A obra, dividida em três livros reunidos num envelope de repartição pública, abre com imagens de uma natureza ainda bela, idealizada, mas que aos poucos vai se tornando pesada, até cair em fotografias de santos quebrados, rachaduras de uma Belém desgastada, gavetas de arquivos abandonados e reproduções de jornais que mostram assassinatos –tão brutais que, muitas vezes, é preciso "pixelizar" o corpo do morto por inteiro.

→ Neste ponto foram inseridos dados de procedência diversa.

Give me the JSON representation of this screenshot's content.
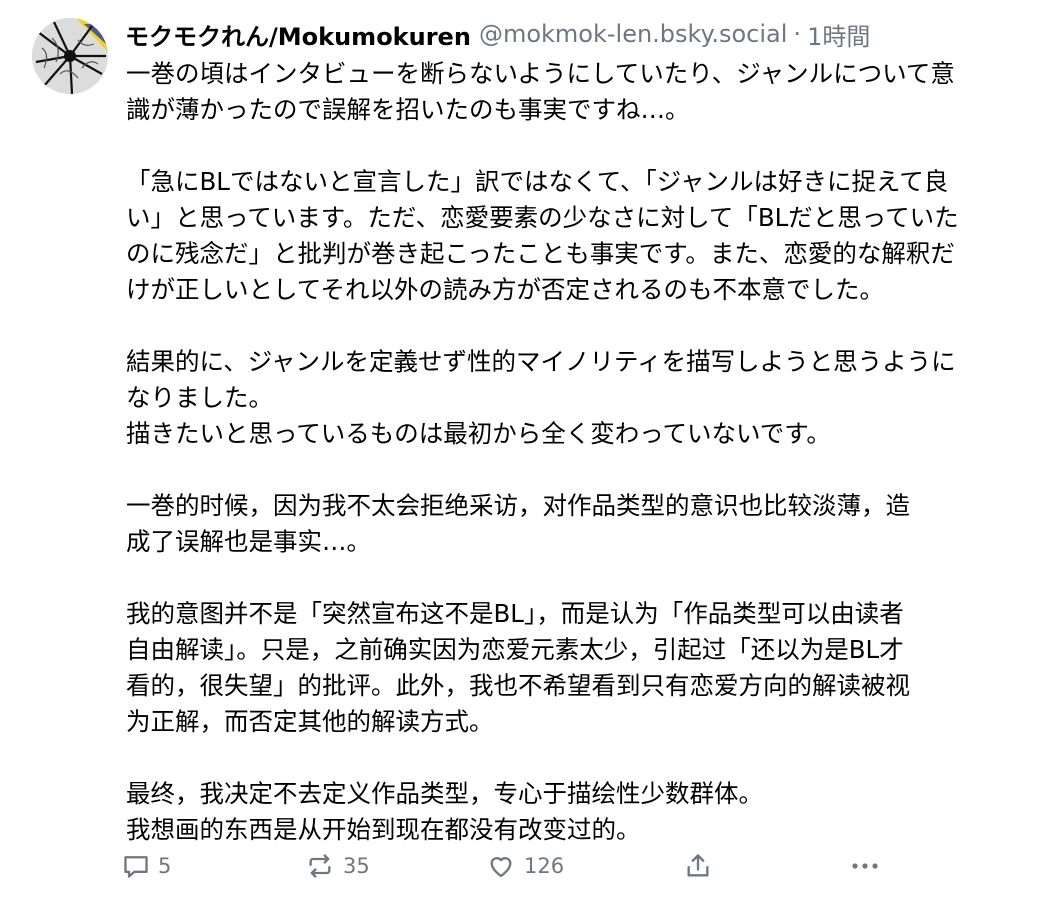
{
  "post": {
    "display_name": "モクモクれん/Mokumokuren",
    "handle": "@mokmok-len.bsky.social",
    "separator": "·",
    "time": "1時間",
    "paragraphs": [
      [
        "一巻の頃はインタビューを断らないようにしていたり、ジャンルについて意",
        "識が薄かったので誤解を招いたのも事実ですね…。"
      ],
      [
        "「急にBLではないと宣言した」訳ではなくて、「ジャンルは好きに捉えて良",
        "い」と思っています。ただ、恋愛要素の少なさに対して「BLだと思っていた",
        "のに残念だ」と批判が巻き起こったことも事実です。また、恋愛的な解釈だ",
        "けが正しいとしてそれ以外の読み方が否定されるのも不本意でした。"
      ],
      [
        "結果的に、ジャンルを定義せず性的マイノリティを描写しようと思うように",
        "なりました。",
        "描きたいと思っているものは最初から全く変わっていないです。"
      ],
      [
        "一巻的时候，因为我不太会拒绝采访，对作品类型的意识也比较淡薄，造",
        "成了误解也是事实…。"
      ],
      [
        "我的意图并不是「突然宣布这不是BL」，而是认为「作品类型可以由读者",
        "自由解读」。只是，之前确实因为恋爱元素太少，引起过「还以为是BL才",
        "看的，很失望」的批评。此外，我也不希望看到只有恋爱方向的解读被视",
        "为正解，而否定其他的解读方式。"
      ],
      [
        "最终，我决定不去定义作品类型，专心于描绘性少数群体。",
        "我想画的东西是从开始到现在都没有改变过的。"
      ]
    ]
  },
  "actions": {
    "reply_count": "5",
    "repost_count": "35",
    "like_count": "126"
  },
  "icons": {
    "reply": "reply-icon",
    "repost": "repost-icon",
    "like": "heart-icon",
    "share": "share-icon",
    "more": "more-icon"
  },
  "colors": {
    "text": "#000000",
    "muted": "#6e7781",
    "avatar_accent": "#f2d21b"
  }
}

A sequência das imagens, pensada matematicamente, acumula camadas históricas numa espiral que fica se repetindo sobre o mesmo lugar –sem que isso seja entediante, tamanho o fôlego da obra.

Depois de compreender as motivações do trabalho –o livro ainda traz um encarte com texto da historiadora Magda Ricci sobre a Cabanagem–, é possível perceber o país como um lugar onde tudo é improvisado e com algo por fazer.

Se no livro de capa verde, que ancora "Cabanagem", Penteado não mostra nenhum rosto, o livro de capa vermelha é composto somente por retratos. O artista documenta personagens com alguma ligação ou referência à revolta.

Sem que precisem ser literais, tampouco poéticos só para parecer sofisticados, os livros que formam "Cabanagem" chegam a um equilíbrio raro no registro de questões políticas e de identidade nacional.

É curioso lembrar que, antes de lançar esta obra, Penteado ficou conhecido por um ensaio sobre o suicídio de seu pai. Numa combinação entre fotografia e performance, ele vestiu as roupas do genitor e realizou autorretratos. Embora o passo anterior seja interessante, Penteado chega a um outro nível –muito mais elevado. "Cabanagem" é um marco na fotografia brasileira.

DAIGO OLIVA, 30, é editor-adjunto da "Ilustrada" e edita o blog de fotografia da Folha Entretempos.